Я не говорю о разрывах межпальцевых промежутков, о переломах и вывихах костей пясти, о переломе локтевого отростка, даже о переломах ребер, вызвавших пневмоторакс и гемоторакс (сколько же дней потом я слышала эти слова, и как хорошо успела понять их страшное значение, бывшее до сей поры для меня пустым). Черепно-мозговая травма, вот что было хуже. Еще слова-страшилки: гематома, субдуральное кровотечение…
Я видела это не только в кино. Да и слышала это своими ушами, в реанимобиле, куда просочилась вслед за медиками, махнувшими на меня рукой («главное, не мешайте нам, девушка, скорее, скорее»): «Разряд! Не отвечает… Давай выше! Еще разряд… Нет его, нет ритма.
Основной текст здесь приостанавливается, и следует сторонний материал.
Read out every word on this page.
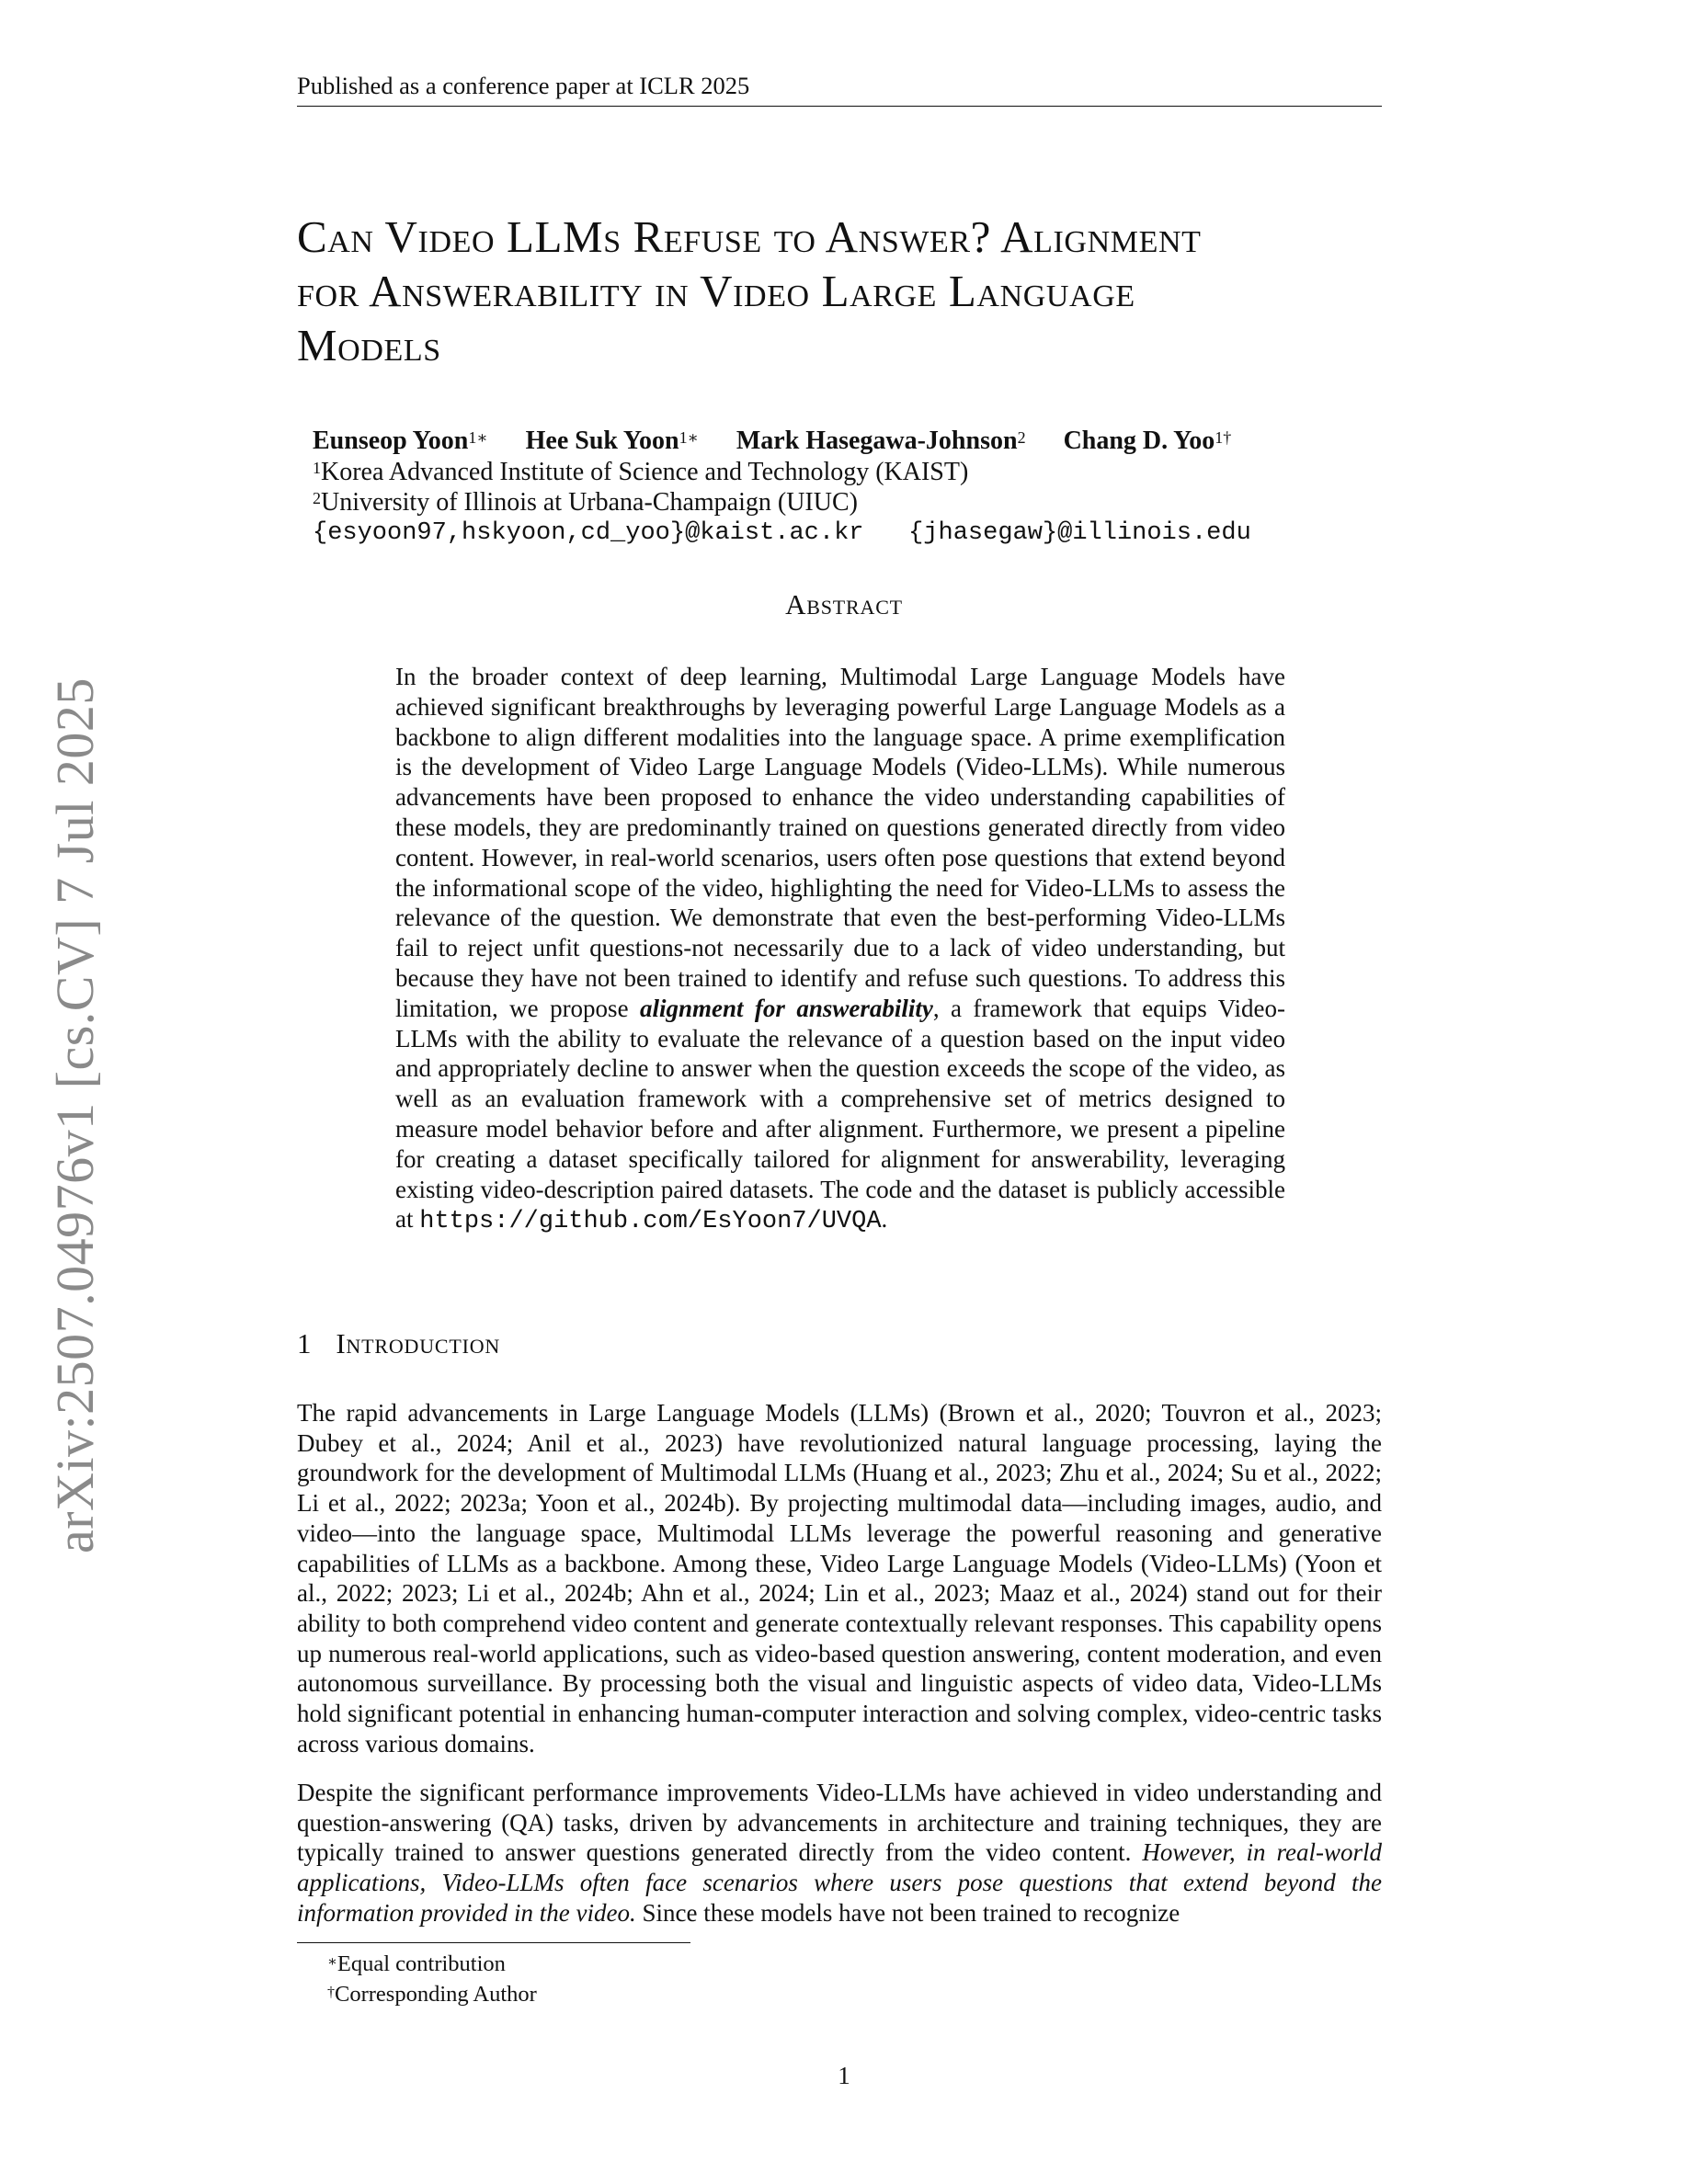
Published as a conference paper at ICLR 2025
arXiv:2507.04976v1 [cs.CV] 7 Jul 2025
Can Video LLMs Refuse to Answer? Alignment
for Answerability in Video Large Language
Models
Eunseop Yoon$^{1∗}$ Hee Suk Yoon$^{1∗}$ Mark Hasegawa-Johnson$^2$ Chang D. Yoo$^{1\dagger}$
$^1$Korea Advanced Institute of Science and Technology (KAIST)
$^2$University of Illinois at Urbana-Champaign (UIUC)
{esyoon97,hskyoon,cd_yoo}@kaist.ac.kr   {jhasegaw}@illinois.edu
Abstract
In the broader context of deep learning, Multimodal Large Language Models have achieved significant breakthroughs by leveraging powerful Large Language Models as a backbone to align different modalities into the language space. A prime exemplification is the development of Video Large Language Models (Video-LLMs). While numerous advancements have been proposed to enhance the video understanding capabilities of these models, they are predominantly trained on questions generated directly from video content. However, in real-world scenarios, users often pose questions that extend beyond the informational scope of the video, highlighting the need for Video-LLMs to assess the relevance of the question. We demonstrate that even the best-performing Video-LLMs fail to reject unfit questions-not necessarily due to a lack of video understanding, but because they have not been trained to identify and refuse such questions. To address this limitation, we propose alignment for answerability, a framework that equips Video-LLMs with the ability to evaluate the relevance of a question based on the input video and appropriately decline to answer when the question exceeds the scope of the video, as well as an evaluation framework with a comprehensive set of metrics designed to measure model behavior before and after alignment. Furthermore, we present a pipeline for creating a dataset specifically tailored for alignment for answerability, leveraging existing video-description paired datasets. The code and the dataset is publicly accessible at https://github.com/EsYoon7/UVQA.
1 Introduction
The rapid advancements in Large Language Models (LLMs) (Brown et al., 2020; Touvron et al., 2023; Dubey et al., 2024; Anil et al., 2023) have revolutionized natural language processing, laying the groundwork for the development of Multimodal LLMs (Huang et al., 2023; Zhu et al., 2024; Su et al., 2022; Li et al., 2022; 2023a; Yoon et al., 2024b). By projecting multimodal data—including images, audio, and video—into the language space, Multimodal LLMs leverage the powerful reasoning and generative capabilities of LLMs as a backbone. Among these, Video Large Language Models (Video-LLMs) (Yoon et al., 2022; 2023; Li et al., 2024b; Ahn et al., 2024; Lin et al., 2023; Maaz et al., 2024) stand out for their ability to both comprehend video content and generate contextually relevant responses. This capability opens up numerous real-world applications, such as video-based question answering, content moderation, and even autonomous surveillance. By processing both the visual and linguistic aspects of video data, Video-LLMs hold significant potential in enhancing human-computer interaction and solving complex, video-centric tasks across various domains.
Despite the significant performance improvements Video-LLMs have achieved in video understanding and question-answering (QA) tasks, driven by advancements in architecture and training techniques, they are typically trained to answer questions generated directly from the video content. However, in real-world applications, Video-LLMs often face scenarios where users pose questions that extend beyond the information provided in the video. Since these models have not been trained to recognize
∗Equal contribution
†Corresponding Author
1
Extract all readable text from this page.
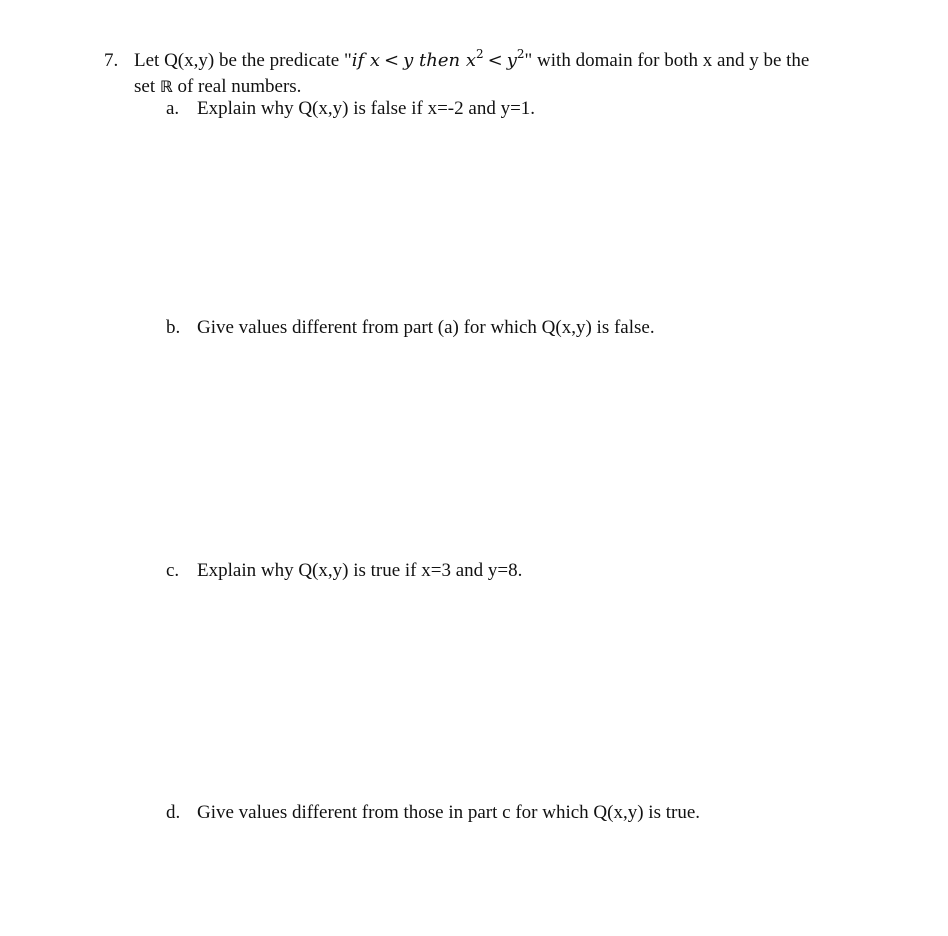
7. Let Q(x,y) be the predicate "if x < y then $x^2 < y^2$" with domain for both x and y be the
set ℝ of real numbers.
a. Explain why Q(x,y) is false if x=-2 and y=1.
b. Give values different from part (a) for which Q(x,y) is false.
c. Explain why Q(x,y) is true if x=3 and y=8.
d. Give values different from those in part c for which Q(x,y) is true.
Федя, давай семь тысяч, не ссы, прорвемся, Федя… Разряд!!! Есть, Федя, ритм синусовый… работает!».
Это называется – клиническая смерть. Далеко уходил-убегал от меня любимый, я же, вжавшись в кресло, намертво вцеплялась пальцами в обивку, и молила, молила, но не Господа, а самого Сашку: «Вернись ко мне, пожалуйста, только вернись. Возвращайся, Саша, мне без тебя – никак»…
В какое-то мгновение, когда Саша уходил, я, верно, потеряла сознание. Было мне видение невероятной яркости. Девять воинов в пылающих одеждах, и это не только о цвете говорится… Одежда восьмерых и впрямь пурпурно-красного цвета, но она горела на них, и пахло паленым мясом, потому что сгорала их плоть, и шли они ко мне, вздымая мечи над головой. Шли, несмотря на боль. Они окружили меня, они подняли мечи и скрестили их надо мной, образуя шатёр. Лица их были мне родными: я узнавала седины и улыбку одного, явно бывшего старшим над ними, и он был в белом, но всё равно пылал… круглые упитанные щеки другого, слепые, прикрытые веками глазницы третьего…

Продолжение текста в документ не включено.